Dumb Square Root Ques.

[Matabiri]

There is no way to define 'i' in such a way that '-i' doesn't also fit the definition. We might all be using different 'i's.

As long as they all work the same way...

 

[Art Vandelay]

Wow, you really are picky aren't you?

Sorry, I should have included a smilie, but I coulldn't think of which one would be appropriate.

A computational function may do whatever the software developers damn well want it to do, so an Informix 4GL function may return more than one value.

The idea that I was really driving at, and which I didn't express very well, is that the concept of a function includes the idea of being well-defined: with a given input, there isn't a choice between different possible outputs. There are no judgment calls, no decision of which answer to give: there's only one answer. With a computer, the same code can result in different outputs, but one can harmonize that with the concept of a function by conceptualizing the peripherals as being variables that can take on different values, meaning that the input was not truly the same. Even when a program gives an output consisting a several values, the computer still doesn't choose between values, it gives them all. Computer programs, like functions, have no choice as to what answer to give, and in that sense they follow the same rules.

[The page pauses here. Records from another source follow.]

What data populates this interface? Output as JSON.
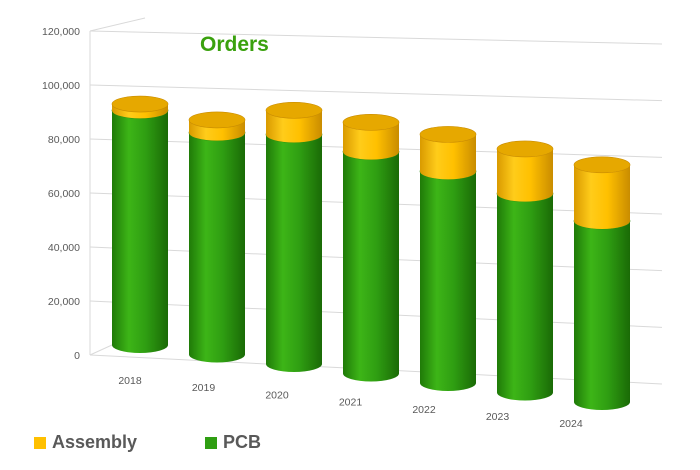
{
  "chart_data": {
    "type": "bar",
    "subtype": "3d-stacked-cylinder",
    "title": "Orders",
    "categories": [
      "2018",
      "2019",
      "2020",
      "2021",
      "2022",
      "2023",
      "2024"
    ],
    "series": [
      {
        "name": "PCB",
        "values": [
          92000,
          87000,
          90000,
          87000,
          83000,
          78000,
          71000
        ],
        "color": "#2f9e12"
      },
      {
        "name": "Assembly",
        "values": [
          2500,
          5000,
          9500,
          11500,
          14500,
          17500,
          22000
        ],
        "color": "#ffc000"
      }
    ],
    "ylim": [
      0,
      120000
    ],
    "yticks": [
      "0",
      "20,000",
      "40,000",
      "60,000",
      "80,000",
      "100,000",
      "120,000"
    ],
    "grid": true,
    "legend_position": "bottom-left",
    "legend": [
      {
        "name": "Assembly",
        "color": "#ffc000"
      },
      {
        "name": "PCB",
        "color": "#2f9e12"
      }
    ]
  }
}
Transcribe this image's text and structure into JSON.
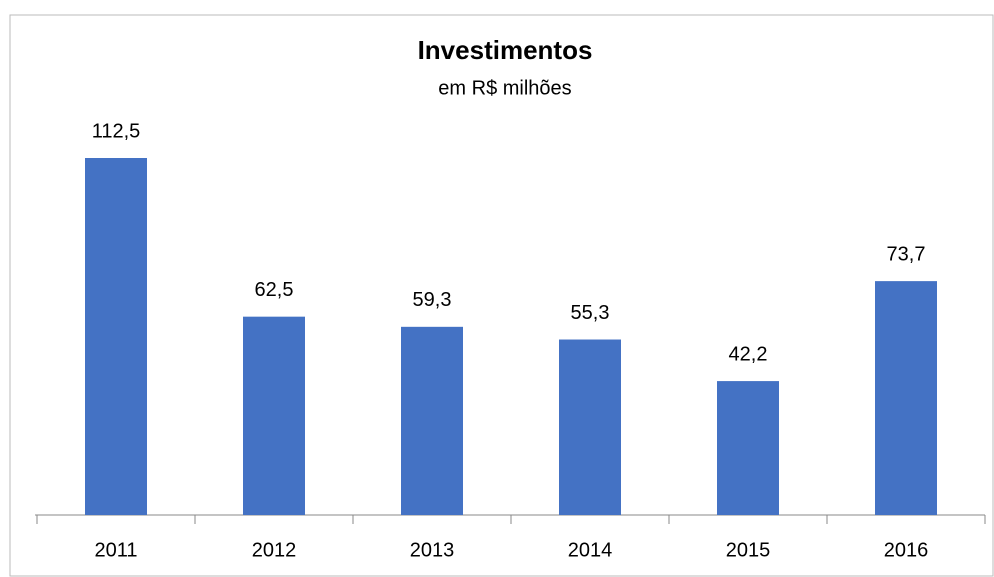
{
  "chart_data": {
    "type": "bar",
    "title": "Investimentos",
    "subtitle": "em R$ milhões",
    "categories": [
      "2011",
      "2012",
      "2013",
      "2014",
      "2015",
      "2016"
    ],
    "values": [
      112.5,
      62.5,
      59.3,
      55.3,
      42.2,
      73.7
    ],
    "value_labels": [
      "112,5",
      "62,5",
      "59,3",
      "55,3",
      "42,2",
      "73,7"
    ],
    "color": "#4472c4"
  }
}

Eh? i is defined as "the number which, when multiplied by itself, gives -1" isn't it? No square root in there at all...

Mind you, -i also fits that definition, I suppose...

You are confusing "definition" with "description". If two different things satisfy a description, it's not a definition. There is no such thing as "the number which, when multiplied by itself, gives -1".

 

[LW]

Even when a program gives an output consisting a several values, the computer still doesn't choose between values, it gives them all. Computer programs, like functions, have no choice as to what answer to give, and in that sense they follow the same rules.

I agree on what you wrote.

However, I use this opportunity to mention that sometimes it is useful to pretend that computer doesn't do that.

That's the idea of non-deterministic computation: suppose that the computer could guess the correct answer and we had only to prove that the guess is correct. If a problem has more than one solution, then we get any one of the answers.

Some programming languages do include the support for defining non-deterministic choices. Of course, in the practical real life implementation the computer has to try all possible choices (well, a naive algorithm has, better algorithms can reject some bad choices immediately) so you don't save any real computational effort. And the answer we get is the one that the computer found first while going through the search tree of the choices.

Non-determinism is useful while creating programs for some classes of problems. For example, many "hard" problems have a very simple and natural non-deterministic representation. So, you can very quickly throw together a prototype implementation for the problem using non-determinism, and you can then check if that solution is efficient enough for practical use. In many cases it is. In those cases where it isn't, you have to write a conventional and heavily-optimized program for it and hope that will be good enough. (It often isn't when we are speaking about problems that are truly hard).